Durante anos existiam apenas duas formas de fechar negócio, oferecendo produtos ou serviços, mas atualmente o que vem ganhando destaque são os fluxos invisíveis que redefinem o consumo, entre eles está a experiência, que atualmente deixou de ser um agregado na jornada de compra e se tornou um produto. Continue a leitura para saber mais sobre o mercado de experiências e como o som pode ser um forte aliado nesse contexto.
A nova forma de vender
A chamada jornada do consumidor já não é mais levada como regra nas equipes de marketing, isso porque ela foi absorvida pelo algoritmo, pelo que chamamos de funil infinito.
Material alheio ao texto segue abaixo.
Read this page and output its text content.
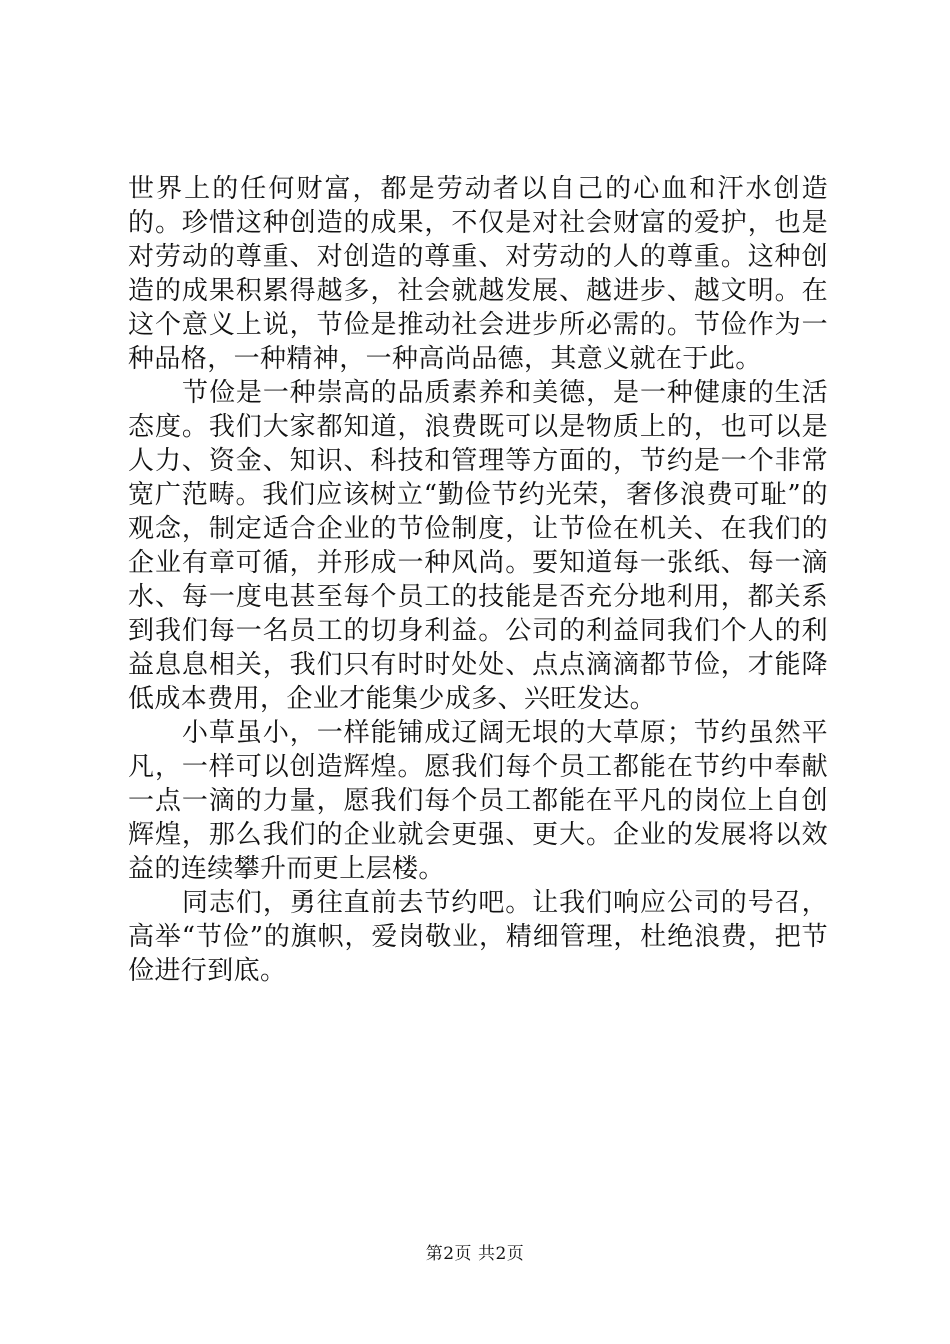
世界上的任何财富，都是劳动者以自己的心血和汗水创造的。珍惜这种创造的成果，不仅是对社会财富的爱护，也是对劳动的尊重、对创造的尊重、对劳动的人的尊重。这种创造的成果积累得越多，社会就越发展、越进步、越文明。在这个意义上说，节俭是推动社会进步所必需的。节俭作为一种品格，一种精神，一种高尚品德，其意义就在于此。

节俭是一种崇高的品质素养和美德，是一种健康的生活态度。我们大家都知道，浪费既可以是物质上的，也可以是人力、资金、知识、科技和管理等方面的，节约是一个非常宽广范畴。我们应该树立“勤俭节约光荣，奢侈浪费可耻”的观念，制定适合企业的节俭制度，让节俭在机关、在我们的企业有章可循，并形成一种风尚。要知道每一张纸、每一滴水、每一度电甚至每个员工的技能是否充分地利用，都关系到我们每一名员工的切身利益。公司的利益同我们个人的利益息息相关，我们只有时时处处、点点滴滴都节俭，才能降低成本费用，企业才能集少成多、兴旺发达。

小草虽小，一样能铺成辽阔无垠的大草原；节约虽然平凡，一样可以创造辉煌。愿我们每个员工都能在节约中奉献一点一滴的力量，愿我们每个员工都能在平凡的岗位上自创辉煌，那么我们的企业就会更强、更大。企业的发展将以效益的连续攀升而更上层楼。

同志们，勇往直前去节约吧。让我们响应公司的号召，高举“节俭”的旗帜，爱岗敬业，精细管理，杜绝浪费，把节俭进行到底。

第2页 共2页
O consumidor agora não segue uma lógica linear, que envolve divulgação, consideração, compra e fidelização, ele entra em loops de experiências dentro de ecossistemas, seja ele um site, uma rede social ou um aplicativo. A consideração é substituída por recomendações algorítmicas, a compra é impulsionada por live commerce, ofertas ou incentivos sociais, a fidelização vem do próprio ambiente, quanto mais tempo você passa lá dentro, mais ele se molda a você. O KPI mais importante passa a ser o tempo, pois quanto mais tempo o consumidor permanece na plataforma, mais dados são gerados, mais precisas as recomendações e maior a taxa de conversão. A lógica inverte: você não atrai o cliente para comprar, você envolve para que ele não queira sair.
O que realmente é uma experiência?
Antes de entender a experience economy, precisamos definir o que é uma experiência. Segunda a Harvard Business Review, uma experiência ocorre quando uma empresa utiliza intencionalmente serviços como palco e produtos como adereços para envolver clientes individuais de forma a criar eventos memoráveis.
Enquanto mercadorias, bens e serviços são externos ao comprador, as experiências são inerentemente pessoais, existindo apenas na mente do indivíduo que foi envolvido em um nível emocional, físico, intelectual ou até mesmo espiritual. Sendo assim, duas pessoas não podem ter a mesma experiência, porque cada experiência deriva da interação entre o evento encenado e o estado de espírito do indivíduo.
É comum pensarmos que experiências se resumem apenas ao entretenimento, mas as empresas criam uma experiência sempre que interagem com os clientes de forma pessoal e memorável. A Disney foi a pioneira em criar experiências, ela gera lucros significativos com estacionamento, alimentação, taxas de serviço, produtos colecionáveis, mas nada disso seria possível sem as experiências encenadas dos parques temáticos, desenhos animados, filmes e programas de TV, pois os clientes não teriam nada para se lembrar.
O luxo e a experience economy
A experience economy se dá pelo fato dos clientes pagarem para viver a experiência, e esse modelo teve um impulso ainda maior com o setor de luxo.
A classe A sempre utilizou produtos de marcas de luxo para se diferenciar de outras classes sociais, mas com o passar dos anos, as marcas de grife passaram a ser mais acessíveis, dando a oportunidade de outras pessoas terem acesso aos produtos oferecidos, é quando surgem as experiências, que se tornam únicas e necessitam de muito mais do que apenas dinheiro para serem vividas, é necessário conhecimento, tempo e oportunidade.
Em vez de acumular produtos, o consumidor deseja vivências que trazem propósito, autenticidade e impacto emocional. Viajar, participar de experiências exclusivas, consumir de forma mais consciente e buscar personalização são algumas das novas formas de expressar status e estilo de vida.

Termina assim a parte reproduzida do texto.